測量は、何を測るか・どう測るかによっていくつかの種類に分かれます。測量士補試験のカテゴリとも対応しています。
| 種類 | 何を測るか |
|---|---|
| 基準点測量 | 位置の基準になる点(三角点など)の正確な位置を求める。 |
| 水準測量 | 地点の高さ(標高)を求める。 |
| 地形測量 | 地形の形を測り、地形図をつくる。 |
| 写真測量 | 空中写真などから地形や地物を測る。 |
| 応用測量 | 路線・河川・用地など、目的に応じた測量。 |
| GNSS測量 | 人工衛星の電波を使って位置を求める。 |
| 三次元点群測量 | レーザなどで地形を点の集まり(点群)として測る。 |
「位置は基準点測量、高さは水準測量、形は地形測量」と、何を測るかで分けると整理しやすいです。実際の現場では、これらを組み合わせて行います。

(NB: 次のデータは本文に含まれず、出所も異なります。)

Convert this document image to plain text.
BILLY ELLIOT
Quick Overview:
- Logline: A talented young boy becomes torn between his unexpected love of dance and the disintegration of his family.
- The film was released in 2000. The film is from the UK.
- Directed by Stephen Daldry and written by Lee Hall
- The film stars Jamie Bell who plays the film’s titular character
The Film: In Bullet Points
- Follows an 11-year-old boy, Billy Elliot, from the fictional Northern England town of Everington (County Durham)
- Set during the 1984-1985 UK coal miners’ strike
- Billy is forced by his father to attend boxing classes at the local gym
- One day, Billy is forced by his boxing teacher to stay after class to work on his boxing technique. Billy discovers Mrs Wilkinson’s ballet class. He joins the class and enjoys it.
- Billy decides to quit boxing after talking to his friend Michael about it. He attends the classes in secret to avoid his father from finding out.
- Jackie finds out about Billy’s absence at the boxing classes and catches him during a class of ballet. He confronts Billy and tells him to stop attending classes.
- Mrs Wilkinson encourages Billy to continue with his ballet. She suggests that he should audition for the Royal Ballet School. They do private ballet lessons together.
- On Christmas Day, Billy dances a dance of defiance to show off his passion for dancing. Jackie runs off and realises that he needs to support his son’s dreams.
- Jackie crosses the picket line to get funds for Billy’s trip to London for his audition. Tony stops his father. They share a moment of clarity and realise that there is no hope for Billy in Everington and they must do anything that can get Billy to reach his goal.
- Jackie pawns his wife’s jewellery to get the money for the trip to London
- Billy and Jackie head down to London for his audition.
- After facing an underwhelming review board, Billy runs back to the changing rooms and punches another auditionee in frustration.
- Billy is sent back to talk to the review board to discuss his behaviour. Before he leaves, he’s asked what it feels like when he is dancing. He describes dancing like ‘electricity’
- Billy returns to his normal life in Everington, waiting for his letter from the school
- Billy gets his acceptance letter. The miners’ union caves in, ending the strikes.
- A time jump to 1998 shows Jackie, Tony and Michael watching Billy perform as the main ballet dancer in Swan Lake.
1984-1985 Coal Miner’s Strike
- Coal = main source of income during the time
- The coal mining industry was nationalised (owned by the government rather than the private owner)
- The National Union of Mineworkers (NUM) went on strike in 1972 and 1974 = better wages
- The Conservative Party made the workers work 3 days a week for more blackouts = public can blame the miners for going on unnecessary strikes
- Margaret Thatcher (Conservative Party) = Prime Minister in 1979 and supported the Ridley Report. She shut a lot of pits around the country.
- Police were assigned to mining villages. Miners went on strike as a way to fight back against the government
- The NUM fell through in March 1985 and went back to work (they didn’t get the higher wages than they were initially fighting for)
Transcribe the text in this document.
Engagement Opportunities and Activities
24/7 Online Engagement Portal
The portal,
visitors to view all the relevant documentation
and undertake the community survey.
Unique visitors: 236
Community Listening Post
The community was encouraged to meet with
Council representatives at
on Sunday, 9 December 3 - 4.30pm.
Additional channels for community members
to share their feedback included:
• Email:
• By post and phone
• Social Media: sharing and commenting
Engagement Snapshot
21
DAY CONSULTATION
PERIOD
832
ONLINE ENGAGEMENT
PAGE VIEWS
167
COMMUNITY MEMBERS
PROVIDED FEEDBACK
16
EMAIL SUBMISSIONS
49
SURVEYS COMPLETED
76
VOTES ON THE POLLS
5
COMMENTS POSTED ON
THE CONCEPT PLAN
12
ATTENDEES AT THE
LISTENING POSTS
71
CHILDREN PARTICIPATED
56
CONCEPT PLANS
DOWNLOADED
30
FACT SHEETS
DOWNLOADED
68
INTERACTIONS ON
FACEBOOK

上の種類は「作業の種類」での分け方です。これとは別に、測量法は誰が費用を出すかで「基本測量・公共測量・それ以外」に分類しています。軸が違うので混同しないようにしましょう。
混同しやすい用語
測量 と 測量法
測量は「土地を測る作業そのもの」、測量法は「その測量についてルールを定めた法律」です。行為と法律で別物です。
作業の種類 と 法律上の分類
基準点測量・水準測量などは「作業の種類」、基本測量・公共測量は「費用を誰が出すかでの法律上の分類」。分ける軸が違います。
問題:地点の高さ(標高)を求める測量を何というか。
答え:水準測量。位置の基準を求めるのは基準点測量です。
問題:測量とは、土地の測量のことであり、地図の調製や測量用写真の撮影は含まれない。
〇か×か。
答え:×
測量法では、地図の調製や測量用写真の撮影も測量に含まれます(第3条)。
問題:人工衛星の電波を使って位置を求める測量を何というか。
答え:GNSS測量。
今回は測量とは何かをわかりやすく整理しました。
測量は、土地の位置・高さ・形を測って地図やデータにする作業で、地図づくり・工事・境界・防災の土台になります。種類は、基準点測量・水準測量・地形測量・写真測量・応用測量・GNSS測量・三次元点群測量など。何を測るかで分けると整理しやすいです。
全体像をつかんだら、各分野の記事で中身を深めていきましょう。
参考法令
※ この記事の確認日:2026年6月
学ぶときのポイント|ソクタの一言
測量士補試験は、この「測量の種類」がそのまま勉強の分野になっています。最初に全体の地図(どんな種類があるか)をつかんでおくと、いま自分がどこを勉強しているかが見えて迷いません。
「位置・高さ・形」のどれを求める測量かを意識すると、各分野の役割が結びつきます。